Il suo gol preferito (Italia-Brasile, Mondiale ‘82)
Di Daniele Manusia
Paolo Rossi sottolineava sempre la sua forza di volontà. La «voglia di arrivare», ha detto in quell’unica occasione – o, meglio, occasione unica – in cui ho potuto parlarci insieme a Emanuele Atturo. È diventato quello il suo “mito”, il calciatore senza doti fisiche o atletiche straordinarie, «un ragazzo come noi» cantato da Venditti, che ha segnato tre gol al Brasile e ha vinto il Pallone d’Oro. Così, per caso, o per volontà divina. Ovviamente non può essere vero fino in fondo e Paolo Rossi aveva anche qualcosa di straordinario, qualcosa che non tutti hanno, una vitalità spiccata che in termini sportivi definirei intensità. Un insieme di concentrazione, attenzione, riflessi. Paolo Rossi giocava sulla punta dei piedi, sempre pronto allo scatto decisivo, più sensibile e ricettivo degli altri giocatori in campo, dei difensori che lo marcavano. Con una capacità di vedere e prevedere sviluppatissima. Noi ci accorgiamo di quel singolo movimento, quello immediatamente precedente al gol, e lo chiamiamo “guizzo”, diamo merito al suo “istinto”; ma dietro c’erano cento scatti inutili, mille movimenti fatti in funzione del difensore, della palla, o di entrambi. Paolo Rossi in area di rigore era uno sciamano in cerca di segni, brancolava nel buio aspettando l’improvvisa illuminazione. Consistevano anche in questo il talento e la volontà di Paolo Rossi, in quell’appetito insaziabile che lo teneva sempre in movimento.

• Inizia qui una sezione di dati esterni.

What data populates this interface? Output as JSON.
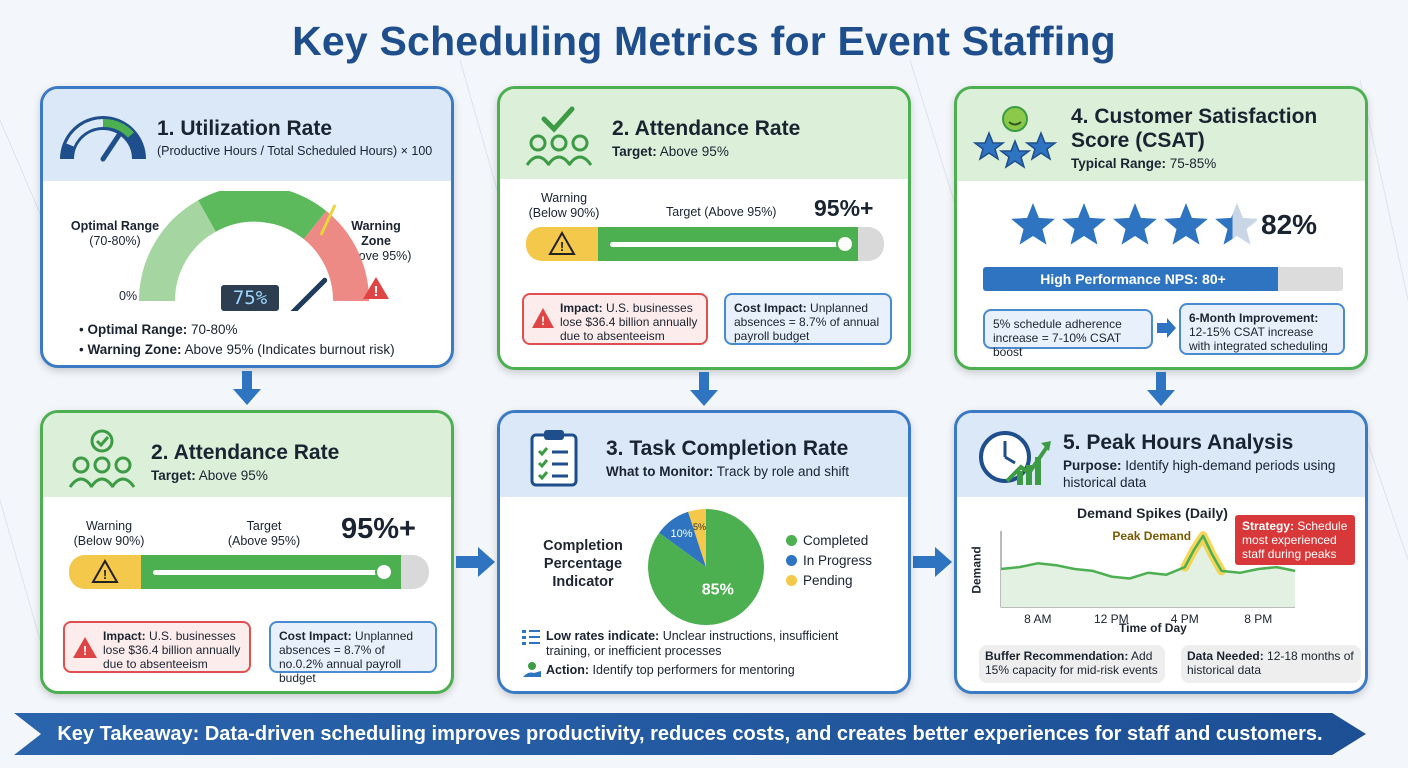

«Era una mia qualità, una mia forza, quella di giocare senza pallone, di non aspettare», ci ha detto lui quel giorno, al Centro Pecci della sua Prato (che non aveva mai visitato prima, ed era curioso quanto noi di trovarsi in un posto nuovo). «Non avendo un grande fisico, in un ruolo in cui bisogna avercelo – se pensiamo a quelli di oggi poi… – dovevo sviluppare altre doti». Certo, ma quella dote, una volta sviluppata, esercitata, con pazienza e fiducia, lo ha reso speciale. Per ricordarlo ho scelto il primo gol al Brasile al Mondiale del 1982, quello della svolta e che anche lui sceglieva come suo gol preferito perché «lì volevo metterlo», il pallone. Io l’ho scelto perché, prima di colpire la palla di testa sul secondo palo, e incrociarla nell’angolino opposto con la precisione di un ragioniere mancato, quale era, Paolo Rossi esegue un movimento per smarcarsi che ogni volta che lo vedo mi sembra contenga tutta la conoscenza di un grande attaccante.
Quando Cabrini prende palla lui stringe verso Luizinho, il centrale di difesa di sinistra. Sa già che Cabrini dopo aver controllato la palla crosserà e in qualche modo ha calcolato esattamente il tempo che gli ci vorrà a fare tutte le cose necessarie per trovarsi solo al posto giusto. Mentre Cabrini carica il traversone lui si stacca dal centrale, si allarga verso il terzino sinistro, Junior, gli si mette davanti e prende la rincorsa. Poi si lancia nello spazio tra i due difensori. Al di là dei trofei, dei riconoscimenti di squadra e individuali (nella mostra al Centro Pecci, l’artista Mir aveva accumulato 2500 trofei che le avevano donato delle persone, tutti speciali e con una storia da raccontare, ma tutti insieme assolutamente irrilevanti) è in gol di questo tipo di gol che si nasconde l’essenza del calcio, con cui Paolo Rossi era in contatto.
È un gol che Paolo Rossi avrebbe fatto in qualsiasi categoria, anche se non fosse diventato calciatore professionista, come a un certo punto pensava – se non fosse diventato Pablito nazionale. Ed è un gol a suo modo eterno, che potrebbe decidere anche la finale del prossimo Mondiale. Finché esisterà il calcio gli attaccanti segneranno di testa, saltando sul secondo palo tra due difensori. Soprattutto, ogni volta che vedrò un gol del genere mi tornerà in mente Paolo Rossi, e quel giorno del marzo di due anni fa in cui mi era parso così vitale e in forma che, pensavo, se avessimo giocato quello stesso pomeriggio e avessi dovuto marcarlo in area di rigore mi avrebbe fregato nove volte su dieci, nonostante la differenza di età.